Die Details bleiben vage, doch der innere Widerspruch springt ins Auge: Man will „Meinungsfreiheit sichern“, indem man definiert, welche Meinungen gesagt werden dürfen. Dass nun eine weitere Verschärfung des staatlichen Kampfes gegen Fake News angekündigt wird, liegt nicht daran, dass dieser Kampf erfolgreich war – sondern daran, dass er es eben nicht war. Trotz jahrelanger Bemühungen von „Faktencheckern“, jede unbequeme Aussage zu widerlegen, gedeiht die widerständige Rede ungebrochen.
„Die Farce der Fake-News-Bekämpfung zeigt sich auch im Umgang mit Corona.“
Dabei zeigen gerade die Faktenchecker selbst, wie relativ „Fakten“ oft sind. Beispiel: Das berüchtigte Meme, das die damalige Innenministerin Nancy Faeser mit einem Schild zeigt, auf dem steht: „Ich hasse die Meinungsfreiheit!“ – zweifellos ein Fake. Der Chefredakteur des AfD-nahen Deutschlandkuriers wurde deswegen zu sieben Monaten Haft auf Bewährung verurteilt. Die Frage aber bleibt: Ist das Meme vielleicht deshalb so provokant, weil es eine unbequeme Wahrheit andeutet?
Denn Faeser ist überzeugte Verfechterin des §188 StGB – dem Paragraphen gegen Beleidigungen von Politikern. Ein Paragraph, der nicht gerade als Liebeserklärung an den freien Diskurs gilt und der in den letzten Monaten gegen Hunderte von Bürgern zur Anwendung kam. Der deutsch-türkische Journalist Deniz Yücel brachte es im Fall des Memes pointiert auf X auf den Punkt: Wenn sich Faeser nicht explizit von dem Urteil distanziere, „muss man fast vermuten, dass sie die Meinungsfreiheit tatsächlich hasst“.
Die Farce der Fake-News-Bekämpfung zeigt sich auch im Umgang mit Corona. Der renommierte Hamburger Physiker Roland Wiesendanger wurde von Faktencheckern der ARD und des Deutschlandfunks und vielen anderen diffamiert, weil er früh die These vertrat, das Coronavirus sei wohl aus einem Labor in Wuhan entwichen. Heute gilt diese Vermutung längst als seriös, ja, sogar der BND kam laut Berichten bereits 2020 zum selben Schluss und informierte das Kanzleramt. Eine Entschuldigung der „Faktenprüfer“ bleibt bis heute wohl aus.
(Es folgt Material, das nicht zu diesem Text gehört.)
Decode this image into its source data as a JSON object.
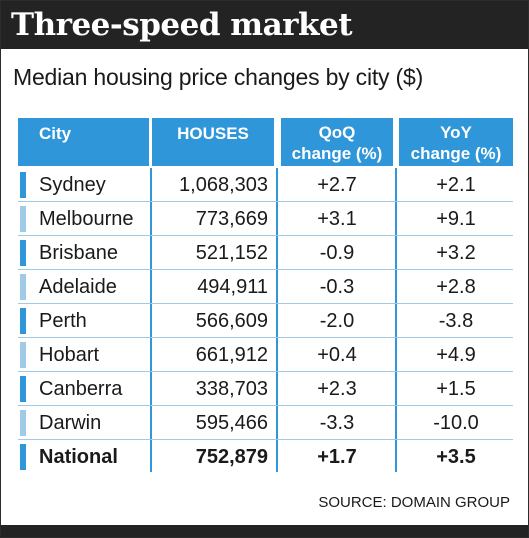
{
  "chart_data": {
    "type": "table",
    "title": "Three-speed market",
    "subtitle": "Median housing price changes by city ($)",
    "columns": [
      {
        "line1": "City",
        "line2": ""
      },
      {
        "line1": "HOUSES",
        "line2": ""
      },
      {
        "line1": "QoQ",
        "line2": "change (%)"
      },
      {
        "line1": "YoY",
        "line2": "change (%)"
      }
    ],
    "rows": [
      {
        "city": "Sydney",
        "houses": "1,068,303",
        "qoq": "+2.7",
        "yoy": "+2.1",
        "marker_color": "#2f96d9"
      },
      {
        "city": "Melbourne",
        "houses": "773,669",
        "qoq": "+3.1",
        "yoy": "+9.1",
        "marker_color": "#9fcbe8"
      },
      {
        "city": "Brisbane",
        "houses": "521,152",
        "qoq": "-0.9",
        "yoy": "+3.2",
        "marker_color": "#2f96d9"
      },
      {
        "city": "Adelaide",
        "houses": "494,911",
        "qoq": "-0.3",
        "yoy": "+2.8",
        "marker_color": "#9fcbe8"
      },
      {
        "city": "Perth",
        "houses": "566,609",
        "qoq": "-2.0",
        "yoy": "-3.8",
        "marker_color": "#2f96d9"
      },
      {
        "city": "Hobart",
        "houses": "661,912",
        "qoq": "+0.4",
        "yoy": "+4.9",
        "marker_color": "#9fcbe8"
      },
      {
        "city": "Canberra",
        "houses": "338,703",
        "qoq": "+2.3",
        "yoy": "+1.5",
        "marker_color": "#2f96d9"
      },
      {
        "city": "Darwin",
        "houses": "595,466",
        "qoq": "-3.3",
        "yoy": "-10.0",
        "marker_color": "#9fcbe8"
      },
      {
        "city": "National",
        "houses": "752,879",
        "qoq": "+1.7",
        "yoy": "+3.5",
        "marker_color": "#2f96d9",
        "bold": true
      }
    ],
    "source": "SOURCE: DOMAIN GROUP",
    "header_color": "#2f96d9",
    "title_bar_color": "#232323"
  }
}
„Der Begriff ‚Faktencheck‘ ist oft nur ein Deckmantel für Meinungskontrolle.“
Es offenbart sich: Der Begriff „Faktencheck“ ist oft nur ein Deckmantel für Meinungskontrolle. In vielen Fällen geht es nicht um objektive Wahrheiten, sondern um das Unterdrücken unliebsamer Sichtweisen. Besonders deutlich wurde dies im Fall von Tichys Einblick, als Facebooks offizieller Faktenchecker „Correctiv“ einem Artikel ein „teils falsch“ verpasste – obwohl es sich um die dokumentierte Wiedergabe eines offenen Briefes handelte, in dem 500 Wissenschaftler den „Klimanotstand“ bezweifelten. Tichy klagte – und gewann. Das Gericht urteilte: „Im Wettbewerb der Meinungen fehlt ein objektiver Maßstab für die Einteilung in ‚richtig‘ und ‚falsch‘, ‚gut‘ oder ‚schlecht‘; Meinungsbildungen und Wertungen sind subjektive Vorgänge.“
Tichys Anwalt, Joachim Steinhöfel, fasste treffend zusammen: „Die Frage, was wahr, falsch, richtig oder unrichtig ist, sollte nach diesem Urteil auch auf Facebook dem politischen Diskurs überlassen bleiben.“
Der Koalitionsvertrag offenbart jedoch das Gegenteil: Die Regierenden haben den offenen politischen Diskurs längst als Risiko identifiziert. Wenn sich die Bürger nicht von wohlmeinenden Faktenwächtern erziehen lassen, dann soll nun eben die Gesetzgebung ran. Mit staatlich sanktionierter Wahrheit gegen den Kontrollverlust. Doch Zensur, selbst wenn sie sich im Gewand der Demokratieverteidigung kleidet, wird das Vertrauen in Regierung und Institutionen nicht stärken – sondern weiter untergraben.